- Lauren Goodwin says investors should keep in mind that AI’s eventual impact remains unknown.
- She urged a sensible approach to investing in AI stocks.
- She said to invest thematically, focus on quality, and look at adjacent industries AI will rely on.
The frenzy around artificial-intelligence investing has played a big part in the S&P 500’s 12% rally so far this year.
Stocks like Nvidia and Microsoft — leaders in the AI space — have alone contributed to about 43% of the index’s gains.
It is for good reason. Some expect AI to revolutionize the global economy and boost profit margins, and firms like Morgan Stanley and Goldman Sachs say AI could have more legs than “fads” like crypto and could boost the world’s GDP significantly.
But the size and scope of AI’s eventual role in society remains unknown, and investors should take a more cautious approach to the technology, especially as a recession looms, says Lauren Goodwin, economist and portfolio strategist at New York Life Investments. Goodwin sees a recession unfolding potentially later this year as the Federal Reserve’s rate hikes continue to work their way into the economy.
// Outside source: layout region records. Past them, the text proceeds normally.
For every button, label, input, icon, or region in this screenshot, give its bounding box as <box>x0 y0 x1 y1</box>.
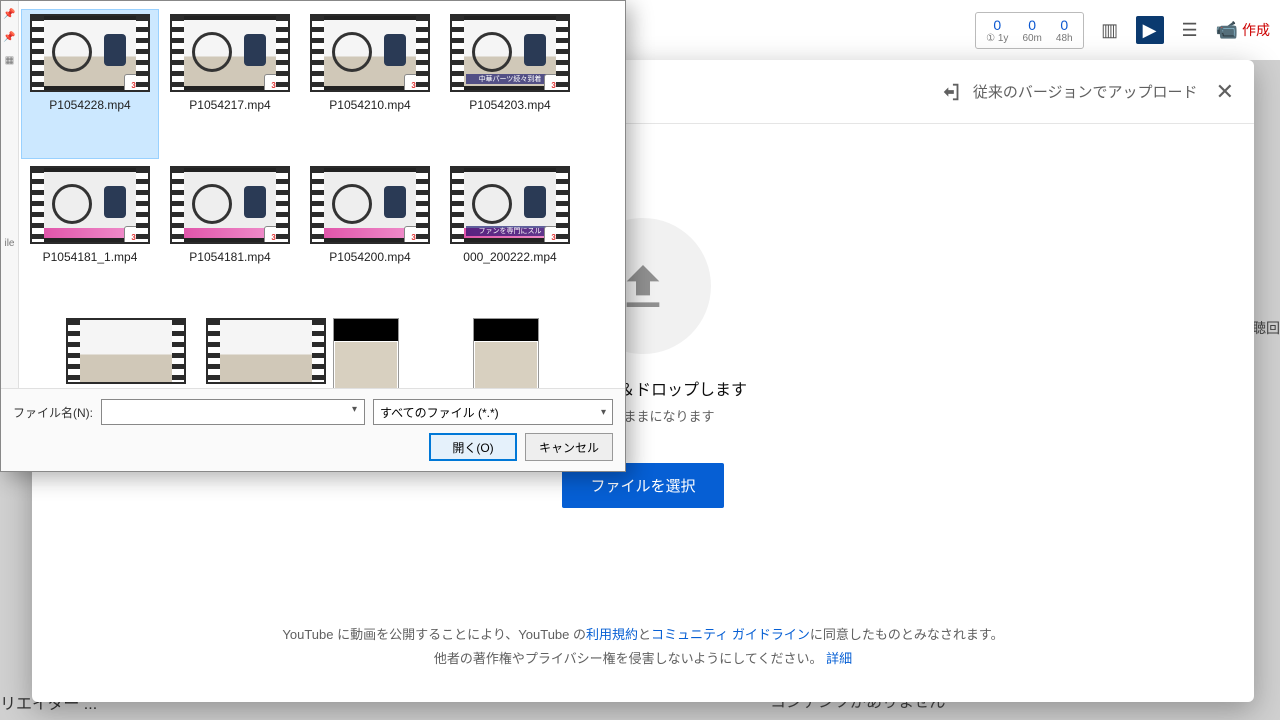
pin-icon: 📌 <box>3 9 15 20</box>
stat-2: 0 <box>1022 17 1041 33</box>
stat-3: 0 <box>1056 17 1073 33</box>
file-name-label: P1054200.mp4 <box>329 250 410 264</box>
legacy-upload-link[interactable]: 従来のバージョンでアップロード <box>941 81 1198 103</box>
tos-link[interactable]: 利用規約 <box>586 627 638 642</box>
file-name-label: P1054181_1.mp4 <box>43 250 138 264</box>
file-thumb[interactable] <box>57 313 195 388</box>
analytics-icon[interactable]: ▥ <box>1096 16 1124 44</box>
filename-label: ファイル名(N): <box>13 404 93 421</box>
codec-badge-icon: 321 <box>264 74 290 92</box>
open-button[interactable]: 開く(O) <box>429 433 517 461</box>
file-thumb[interactable]: 321 P1054210.mp4 <box>301 9 439 159</box>
codec-badge-icon: 321 <box>544 226 570 244</box>
file-thumb[interactable]: ファンを専門にスル321000_200222.mp4 <box>441 161 579 311</box>
filename-input[interactable] <box>101 399 365 425</box>
file-thumb[interactable] <box>197 313 335 388</box>
pin-icon: 📌 <box>3 32 15 43</box>
file-thumb[interactable] <box>437 313 575 388</box>
file-thumb[interactable]: 321 P1054181.mp4 <box>161 161 299 311</box>
file-name-label: P1054181.mp4 <box>189 250 270 264</box>
community-guidelines-link[interactable]: コミュニティ ガイドライン <box>651 627 810 642</box>
codec-badge-icon: 321 <box>404 74 430 92</box>
file-name-label: 000_200222.mp4 <box>463 250 556 264</box>
file-name-label: P1054203.mp4 <box>469 98 550 112</box>
flag-icon[interactable]: ▶ <box>1136 16 1164 44</box>
codec-badge-icon: 321 <box>544 74 570 92</box>
menu-icon[interactable]: ☰ <box>1176 16 1204 44</box>
close-icon[interactable]: ✕ <box>1216 79 1234 105</box>
dialog-bottom-panel: ファイル名(N): すべてのファイル (*.*) 開く(O) キャンセル <box>1 388 625 471</box>
file-grid[interactable]: 321 P1054228.mp4 321 P1054217.mp4 321 P105421… <box>19 1 625 388</box>
learn-more-link[interactable]: 詳細 <box>826 651 852 666</box>
file-thumb[interactable]: 中華パーツ続々到着321P1054203.mp4 <box>441 9 579 159</box>
upload-footer: YouTube に動画を公開することにより、YouTube の利用規約とコミュニ… <box>32 603 1254 702</box>
stat-1: 0 <box>986 17 1008 33</box>
drive-icon: ▦ <box>5 55 14 66</box>
file-thumb[interactable]: 321 P1054217.mp4 <box>161 9 299 159</box>
filetype-combo[interactable]: すべてのファイル (*.*) <box>373 399 613 425</box>
exit-icon <box>941 81 963 103</box>
file-name-label: P1054228.mp4 <box>49 98 130 112</box>
file-open-dialog: 📌 📌 ▦ ile 321 P1054228.mp4 321 P1054217.mp4… <box>0 0 626 472</box>
codec-badge-icon: 321 <box>124 74 150 92</box>
file-thumb[interactable]: 321 P1054228.mp4 <box>21 9 159 159</box>
file-name-label: P1054217.mp4 <box>189 98 270 112</box>
header-stats: 0① 1y 060m 048h <box>975 12 1083 49</box>
dialog-nav-rail: 📌 📌 ▦ ile <box>1 1 19 388</box>
codec-badge-icon: 321 <box>264 226 290 244</box>
codec-badge-icon: 321 <box>404 226 430 244</box>
cancel-button[interactable]: キャンセル <box>525 433 613 461</box>
file-thumb[interactable]: 321 P1054200.mp4 <box>301 161 439 311</box>
create-button[interactable]: 📹作成 <box>1216 20 1270 41</box>
file-name-label: P1054210.mp4 <box>329 98 410 112</box>
file-thumb[interactable]: 321 P1054181_1.mp4 <box>21 161 159 311</box>
codec-badge-icon: 321 <box>124 226 150 244</box>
She therefore sees a downturn in the broader stock market as likely.
“The excitement about generative AI has distracted investors from the possible risks of a looming recession,” Goodwin said in a note on Tuesday. “Artificial intelligence has been hyped as a game-changer, but its true impact is still uncertain.”
Nevertheless, Goodwin still sees the value in gaining exposure to the space. In the note, she shared three tips for investing in AI stocks in a sensible way.
3 ways to invest in AI stocks sensibly
The first is to invest in the technology thematically and diversify your investment in the space across a number of stocks.
“The direct winners from AI technology may not be known yet. A diversified or thematic approach is likely appropriate to give investors a potentially greater chance of success,” she said. “From a US value equity base, profitable tech may be an important add.”
Some exchange-traded funds that offer diversified exposure to AI include the First Trust Nasdaq Artificial Intelligence and Robotics ETF (ROBT); the ROBO Global Artificial Intelligence ETF (THNQ); and the iShares Robotics and Artificial Intelligence Multisector ETF (IRBO).
Second, she said to focus on quality companies with strong cash flows. Right now, that’s especially important as recessionary pressures creep up, she told Insider.
“Investors looking to leverage AI trends should consider businesses – both large and small – that have demonstrated cash flow and quality, given the risks that would be inherent to lower quality or cash flow-negative companies in this late phase of the economic cycle,” she said in an email.
Finally, Goodwin recommended looking at industries that AI will rely on to scale up.
“If you had known that the automobile would be a disruptive innovation, you may not have known which car companies would be the first winners, but you would have known that their success would require rubber for tires, roads, and other support infrastructure,” Goodwin said.
She continued: “We believe the same is true for the proliferation of the next generation of innovative technology, from 5G rollout to generative AI. Companies providing digital infrastructure, communications infrastructure, processing power, data centers, cyber security, and the materials to build each of these components are likely to be critical to the economy of the future.”
Investors can gain diversified exposure to the above industries through funds like the Global X Data Center REITs & Digital Infrastructure ETF (VPN); the WisdomTree Cloud Computing Fund (WCLD); and the Global X Cybersecurity ETF (BUG).